Pareço gente grande

O menino estava pra se jogar no colo da mãe. Queria a mãe, que empurrou ele pra longe, xingou o coitado, "Minha mãe nao liga pra mim, vó ". "Liga sim, é que ela é ocupada, muita roupa pra lavar". Saiu pro quintal, se jogou no chão, sujou a roupa, quando voltou levou um tapa na cabeça. "Vê se não suja a roupa assim". "Ta vendo vó, minha mãe não gosta de mim". "Gosta sim, é que você não ouve ninguem". saiu pra rua, desceu até o fim, dobrou a esquina e passou o mata-burros.

Andou pelo mato, pelas trilhas sinuosa, se protegeu da quentura do sol, nas copas dos pés de ingás. Se afundou na capoeira, imitava um indio, um general, um matador, um assassino dos filmes . Com uma vara grande fazia de espingarda. Matava passarinho, matava capivara, saruê. Pá Pá Pá. Virou e matou o pai, a mãe. pá pá. Teve prazer em sua mira. Ainda deu uma coronhada na avó, que pedia clemência, sem culpa, deu-lhe um tiro na cara. bem no mei da cara. Pá. Deu uma risada pra fora, não sabia dessa vontade de ser mal. E atirou pro céu. Pá Pá, Pá. A garganta doeu de tanto tiro que deu.

Uma imensidão de verde e de céu lhe abriu aos olhos. Nunca tinha tinha ido até ali, seu limite era a esquina da sua rua. Nao sabia que fora da cidade, as cores eram tão fortes, tão vivas. Nao sabia tambem que existia tanto tipo de pássaros, e tanto vento, e que no fim do horizonte, a terra se grudava no céu.
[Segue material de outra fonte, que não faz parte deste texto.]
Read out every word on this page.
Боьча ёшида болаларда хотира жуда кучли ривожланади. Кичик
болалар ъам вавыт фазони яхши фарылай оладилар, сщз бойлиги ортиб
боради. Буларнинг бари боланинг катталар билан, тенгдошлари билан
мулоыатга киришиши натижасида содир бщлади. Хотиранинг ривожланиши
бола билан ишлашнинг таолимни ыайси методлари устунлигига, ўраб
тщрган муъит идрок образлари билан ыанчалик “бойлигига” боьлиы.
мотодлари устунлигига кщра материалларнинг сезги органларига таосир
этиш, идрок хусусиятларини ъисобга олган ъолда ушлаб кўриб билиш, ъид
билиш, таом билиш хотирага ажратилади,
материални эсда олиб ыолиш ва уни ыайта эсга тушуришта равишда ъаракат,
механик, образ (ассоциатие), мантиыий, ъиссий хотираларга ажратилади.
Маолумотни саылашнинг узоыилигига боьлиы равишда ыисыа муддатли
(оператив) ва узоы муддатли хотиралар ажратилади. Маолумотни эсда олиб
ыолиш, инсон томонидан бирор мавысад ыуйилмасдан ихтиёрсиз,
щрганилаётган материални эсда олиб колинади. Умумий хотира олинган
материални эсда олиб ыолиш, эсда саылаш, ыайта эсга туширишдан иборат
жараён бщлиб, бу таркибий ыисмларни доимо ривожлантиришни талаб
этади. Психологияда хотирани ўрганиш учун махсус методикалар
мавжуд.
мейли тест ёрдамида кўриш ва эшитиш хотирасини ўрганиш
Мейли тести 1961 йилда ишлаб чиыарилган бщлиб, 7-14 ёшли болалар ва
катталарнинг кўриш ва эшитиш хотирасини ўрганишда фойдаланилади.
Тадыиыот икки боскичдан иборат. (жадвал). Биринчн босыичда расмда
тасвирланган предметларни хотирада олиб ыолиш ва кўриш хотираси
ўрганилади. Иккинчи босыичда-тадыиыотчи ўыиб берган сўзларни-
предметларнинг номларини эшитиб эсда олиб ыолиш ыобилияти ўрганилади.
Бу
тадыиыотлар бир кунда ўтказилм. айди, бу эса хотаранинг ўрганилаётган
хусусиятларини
Voltou quase no fim da tarde. As donas de casa na janela, parou de frente o bar de Seu Aurélio, e viu muitos homens, todos grandes, velhos, de bigode, chapéus e cinto de couro. Contando casos, jogando pinga no chão para o santo. E rindo e rindo e rindo. Acreditou que as pessoas mais velhas são mais felizes. Veio uma vontade de crescer, ser gente grande. Andou bem devagar, vendo tudo que antes não olhava com cuidado. Viu que sua cidade estava mais bonita depois do calçamento de pedra. Olhou também o muro da escola, pintado de amarelo, de cima até em baixo. Viu a terra toda contornando a cidade, que antes parecia separada do mundo. Os pontos brancos nas fazendas, vaquinhas comendo capim. Sentiu tão aliviado. Na porta de casa, sua mãe estava na janela. Esperava já um tapa na orelha ou coisa assim. Entrou de cabeça baixa, nao disse nada.

- Jandir!!!

A mãe gritou quando dobrava o corredor da cozinha, sentiu medo. Virou e perguntou o que era..

- Mamãe fez biscoito de goma. Deixei um pra você. Tem café na garrafa. Sua avó que fez.

Não entendeu nada. Levantou o pano de prato que cobria a caçarola, havia dois ximangos, grandes e suculentos. Na prateleira, copo de esmalte descascado, pegou o que mais gostava, de asinha torta de velha. Encheu de café. Fumaça forte. Deu mordidas grandes nos biscoitos, muito tempo sem comer. Banhou o resto no café quente. Comeu com gosto, viu que a boca tem varios lugares que sente diferente. Ficou degustando em cada cantinho dela. Sentiu culpa por ter matado a mãe, mesmo de brincadeira, agora ele chega e ela lhe dar biscoito, chama pelo nome. Pensou no pai, que deu um tiro bem na cabeça, caindo de costa, sem chance de se defender. Ele caiu morto, nem se mexeu.

Está agora louco pra ver o pai, saber se está bem. Tinha medo de que tudo que pensasse virasse realidade. Descobriu que passava muito besteira em sua cabeça. Mordeu mais uma vez o biscoito. Viu que a mãe colocou manteiga, fez com amor. Por isso estava cremoso. A xicara, que de tao velhinha quase nao tinha mais a cor branca, esquentava por fora, quando o café estava quente. Foi da sua bisavó, que morreu no ano passado. Não fazia nada, o dia todo sentada, costurando, e cuspindo fumo na latrina, um nojo, mas era bom ter ela perto.

- Quando esfriar o café, toma banho, antes do seu pai chegar!

- Ta bom, mãe.

Não desobedeceu. Nao teve raiva, não enfrentou. Viu que dentro dos olhos da mãe tinha uma faisca de alegria.

Correu até o quarto da avó e disse que ela estava bonita. Ela riu. Gostou de ser chamada de bonita. E viu que gente grande parece criança.